A robust governance framework addresses every stage of AI usage, from adoption and development to risk management. Monitoring plays a critical role in this process, ensuring ongoing oversight and compliance. The key steps in implementing AI governance include:
- Inventory and discovery: Identifying and cataloging AI systems and assets.
- Onboarding and workflows: Defining processes for integrating AI into operations.
- Policies, documentation, and compliance readiness: Establishing clear guidelines and ensuring adherence to regulations and frameworks – such as the EU AI Act or NIST, or one of the company’s own design.
- Testing, verification, and risk optimization: Evaluating AI performance and mitigating potential risks.
- Reporting, alerts, and analytics: Providing insights and early warnings through comprehensive monitoring. Additionally, how is the system delivering on business KPIs and performance?
- ROI tracking: Measuring the value generated by AI investments.

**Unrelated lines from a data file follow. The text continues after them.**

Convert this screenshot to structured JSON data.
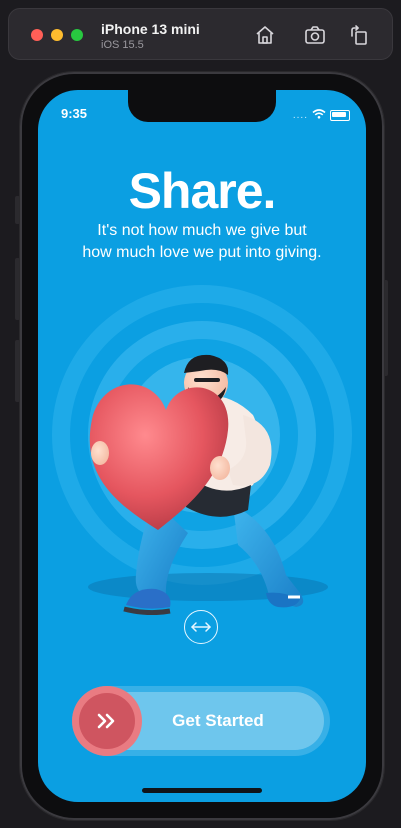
{
  "simulator": {
    "device_name": "iPhone 13 mini",
    "os_version": "iOS 15.5",
    "toolbar_icons": [
      "home-icon",
      "screenshot-icon",
      "rotate-icon"
    ]
  },
  "status_bar": {
    "time": "9:35",
    "signal": "....",
    "icons": [
      "wifi-icon",
      "battery-icon"
    ]
  },
  "onboarding": {
    "headline": "Share.",
    "subtitle_line1": "It's not how much we give but",
    "subtitle_line2": "how much love we put into giving.",
    "illustration": "man-running-with-heart-illustration",
    "swipe_hint_icon": "horizontal-arrows-icon"
  },
  "cta": {
    "label": "Get Started",
    "knob_icon": "double-chevron-right-icon"
  },
  "colors": {
    "background": "#0b9fe2",
    "accent": "#cf5560",
    "accent_light": "#e97b82"
  }
}
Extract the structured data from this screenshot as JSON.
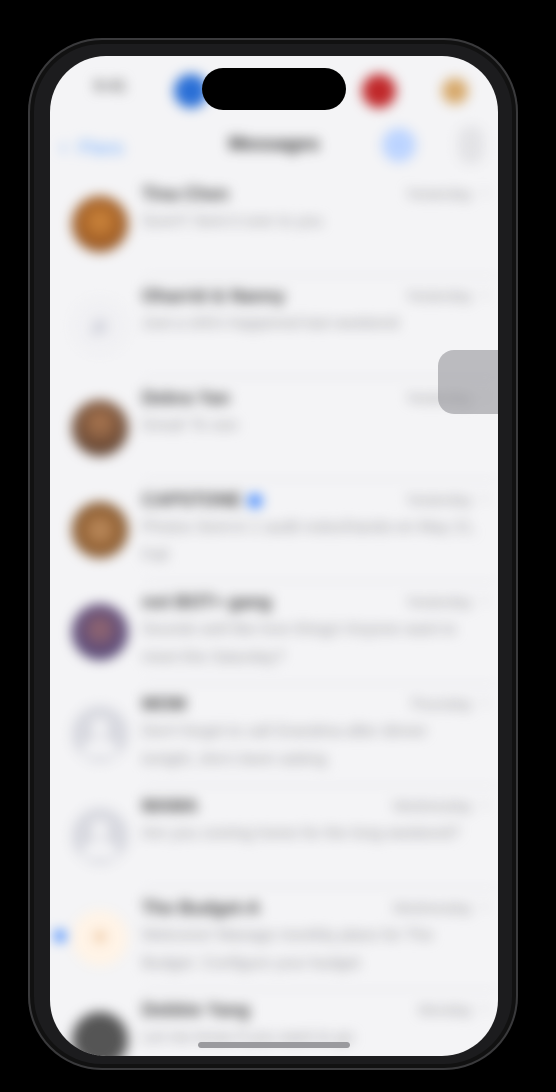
{
  "status_bar": {
    "time": "9:41",
    "indicator_colors": [
      "#2a6fd6",
      "#c0282a",
      "#d6a86a"
    ]
  },
  "nav": {
    "back_label": "Plans",
    "title": "Messages",
    "icons": [
      "chevron-left-icon",
      "compose-icon",
      "more-icon"
    ]
  },
  "conversations": [
    {
      "name": "Tina Chen",
      "time": "Yesterday",
      "preview": "Sure!!! Sent it over to you",
      "avatar": "photo",
      "unread": false
    },
    {
      "name": "Oharrid & Nanny",
      "time": "Yesterday",
      "preview": "Just a shit's happened last weekend",
      "avatar": "search",
      "unread": false
    },
    {
      "name": "Debra Yan",
      "time": "Yesterday",
      "preview": "Great! To see",
      "avatar": "photo",
      "unread": false
    },
    {
      "name": "CAPSTONE",
      "time": "Yesterday",
      "preview": "Photos Sent-in 1 audit notes/hands-on May 21, Fall",
      "avatar": "photo",
      "unread": false,
      "verified": true
    },
    {
      "name": "not BOT+ gang",
      "time": "Yesterday",
      "preview": "Sounds well like love things! Anyone want to meet this Saturday?",
      "avatar": "photo",
      "unread": false
    },
    {
      "name": "MOM",
      "time": "Thursday",
      "preview": "Don't forget to call Grandma after dinner tonight, she's been asking",
      "avatar": "person",
      "unread": false
    },
    {
      "name": "MAMA",
      "time": "Wednesday",
      "preview": "Are you coming home for the long weekend?",
      "avatar": "person",
      "unread": false
    },
    {
      "name": "The Budget-A",
      "time": "Wednesday",
      "preview": "Welcome! Manage monthly plans for The Budget. Configure your budget",
      "avatar": "logo",
      "unread": true
    },
    {
      "name": "Debbie Yang",
      "time": "Monday",
      "preview": "Let me know if you want to go",
      "avatar": "photo",
      "unread": false
    }
  ]
}
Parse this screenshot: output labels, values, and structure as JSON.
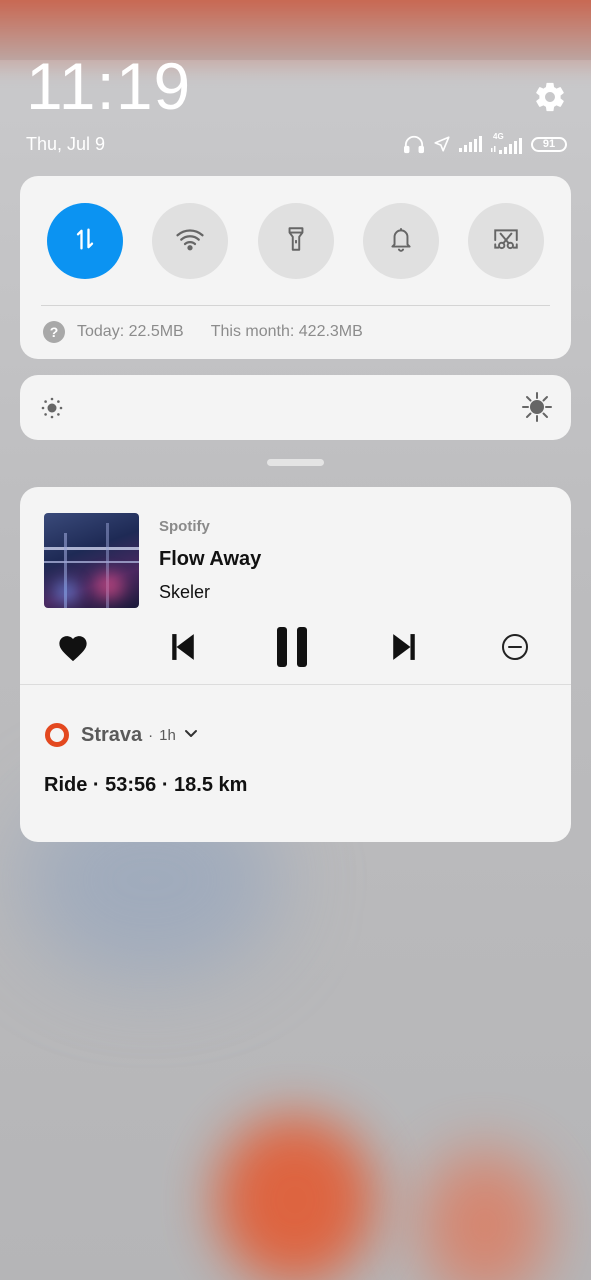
{
  "status_bar": {
    "clock": "11:19",
    "date": "Thu, Jul 9",
    "network": "4G",
    "battery": "91"
  },
  "quick_settings": {
    "tiles": [
      {
        "icon": "data-transfer-icon",
        "active": true
      },
      {
        "icon": "wifi-icon",
        "active": false
      },
      {
        "icon": "flashlight-icon",
        "active": false
      },
      {
        "icon": "bell-icon",
        "active": false
      },
      {
        "icon": "screenshot-icon",
        "active": false
      }
    ],
    "usage_today": "Today: 22.5MB",
    "usage_month": "This month: 422.3MB"
  },
  "brightness": {
    "low_icon": "brightness-low-icon",
    "high_icon": "brightness-high-icon"
  },
  "media_notification": {
    "app": "Spotify",
    "title": "Flow Away",
    "artist": "Skeler",
    "controls": [
      "heart-icon",
      "previous-icon",
      "pause-icon",
      "next-icon",
      "remove-icon"
    ]
  },
  "strava_notification": {
    "app": "Strava",
    "separator": "·",
    "time": "1h",
    "content": "Ride · 53:56 · 18.5 km",
    "accent": "#e3481f"
  },
  "colors": {
    "active_tile": "#0b93f2",
    "card_bg": "#f4f4f4"
  }
}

- Continuous monitoring: Maintaining ongoing vigilance to address emerging challenges.
By following these steps, organizations can ensure that their AI initiatives are strategic, ethical, and sustainable.
What specific incident response protocols should organizations have for scenarios where AI systems malfunction or produce biased outputs?
Companies with an effective AI governance strategy are better able to proactively address potential risks and prevent worst-case scenarios. In fact, analysts report by 2028, organizations that implement comprehensive AI governance platforms will experience 40% fewer AI-related ethical incidents compared to those without such systems.
A key factor of this is ongoing monitoring—either periodic or continuous, depending on how mission-critical the app is and its risk level—to quickly detect and respond to issues. This monitoring can automatically notify the appropriate teams based on predefined guardrails and suggest remediation steps when problems arise.
Equally important is ensuring teams are trained and prepared for emergencies. Just like a robust security incident response plan, regular training sessions with cross-functional teams are crucial. These sessions should simulate AI incident scenarios, including executing remediation strategies and refining the communications response plan.
When communicating with customers, prioritize transparency, honesty, and authenticity. Share what you know promptly, provide updates as new information becomes available, and assure customers that you’re taking swift action to resolve the issue. Handled correctly, effective incident response can even help a brand build trust with its customer base by showcasing its commitment to responsible AI and high level of accountability.